Their kitchen was surprisingly clean - honestly, if Cas were the only one there, it would have devolved into a mess in mere minutes, but Dean was (no matter how much he protested it) a neat freak and kept it near-obsessively clean - so it was a matter of moments to find a knife and dish out a few pieces of cherry pie.
Dean had turned back to the bags and yanked out a few plastic-wrapped packages of dried green grass, so Cas merely set one of the plates on the ground by him before heading for Dean's bedroom - well, Samantha's (even if Cow was a perfectly lovely name) room, apparently - with the smallest piece.
Of course Dean knew where he was going and why without even looking. "Cas, she shouldn't eat pie."
"Why not? We eat pie, and it's her big day, so she deserves pie!"
Dean turned his head, looking towards Cas with a bemused expression. "Uh… What do you mean, her big day?"
"She talked, Dean. She said her first words and she got her name. It's a big day."
"She didn't-" He broke off with a sigh, hanging his head over the bags in defeat (as he finally realized that Cas was right and she had talked. "Leaving that aside, it's still probably not healthy for her. Cows can't eat pie."
"She ate your scarf, Dean. And your mattress. Why not pie?"
"Cas, it's not healthy for her to eat cloth either. They eat milk and grass and shit like that." He shrugged. "I think. Not pie."
"What makes you the cow expert, Dean?"
"I… may have Googled it while I was at the store."
And? "What makes Google the cow expert?"
"I mean… it was a scientific journal, Cas. So… science?"
And? "What makes science the cow expert?"

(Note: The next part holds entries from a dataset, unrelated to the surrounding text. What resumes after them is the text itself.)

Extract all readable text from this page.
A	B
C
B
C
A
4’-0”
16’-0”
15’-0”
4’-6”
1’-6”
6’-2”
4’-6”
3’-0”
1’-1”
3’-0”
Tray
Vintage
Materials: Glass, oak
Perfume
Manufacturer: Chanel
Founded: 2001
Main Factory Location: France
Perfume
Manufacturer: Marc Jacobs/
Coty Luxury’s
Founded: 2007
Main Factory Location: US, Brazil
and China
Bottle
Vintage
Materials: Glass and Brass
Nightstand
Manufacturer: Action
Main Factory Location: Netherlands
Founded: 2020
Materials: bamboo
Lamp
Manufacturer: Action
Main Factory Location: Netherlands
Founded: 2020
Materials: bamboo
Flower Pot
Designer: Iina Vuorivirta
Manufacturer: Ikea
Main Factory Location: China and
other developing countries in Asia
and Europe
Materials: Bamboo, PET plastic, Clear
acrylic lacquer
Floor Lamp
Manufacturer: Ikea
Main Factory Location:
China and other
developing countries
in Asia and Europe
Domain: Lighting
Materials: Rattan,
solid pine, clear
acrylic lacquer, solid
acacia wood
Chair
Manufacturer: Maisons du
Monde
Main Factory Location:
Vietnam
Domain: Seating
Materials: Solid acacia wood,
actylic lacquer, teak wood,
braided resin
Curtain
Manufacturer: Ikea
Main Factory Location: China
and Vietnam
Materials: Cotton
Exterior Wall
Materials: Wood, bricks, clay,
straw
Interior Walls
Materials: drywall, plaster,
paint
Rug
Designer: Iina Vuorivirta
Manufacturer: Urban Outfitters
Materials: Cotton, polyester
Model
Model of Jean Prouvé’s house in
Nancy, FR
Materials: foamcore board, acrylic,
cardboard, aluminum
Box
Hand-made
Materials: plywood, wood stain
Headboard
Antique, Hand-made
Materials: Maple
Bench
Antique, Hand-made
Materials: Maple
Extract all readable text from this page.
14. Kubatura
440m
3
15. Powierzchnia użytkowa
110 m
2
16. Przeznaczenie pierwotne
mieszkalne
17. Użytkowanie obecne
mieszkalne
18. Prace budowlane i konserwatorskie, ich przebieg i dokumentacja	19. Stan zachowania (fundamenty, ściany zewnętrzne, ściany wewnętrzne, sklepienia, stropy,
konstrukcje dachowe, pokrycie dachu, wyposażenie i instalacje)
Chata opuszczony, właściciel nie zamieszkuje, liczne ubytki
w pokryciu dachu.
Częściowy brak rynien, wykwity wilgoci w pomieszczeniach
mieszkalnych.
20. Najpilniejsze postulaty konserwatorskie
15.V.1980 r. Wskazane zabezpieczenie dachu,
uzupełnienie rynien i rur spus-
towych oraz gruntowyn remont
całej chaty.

Dean opened his mouth to speak, but he clearly registered the merit of Cas' argument because he didn't finish it. Then he shook his head and stood, heading towards the kitchen and muttering a "Where's the beer?" under his breath as he went.
"It's in the kitchen."
The fridge opened and closed, the seal hissing gently as it broke and reformed. "Yeah, I… I got that, Cas." He wandered out through the door, popping off the bottle cap with a swipe of his ring before rubbing at his eyes. "It's too damn early for this."
The bags under Dean's eyes were even more concerning than his sudden hay allergies. "You look tired, Dean."
His "Nah, I'm fine." was swallowed up by the dark brown of his beer bottle.
Well, the best solution Cas had to offer was, "Pie?"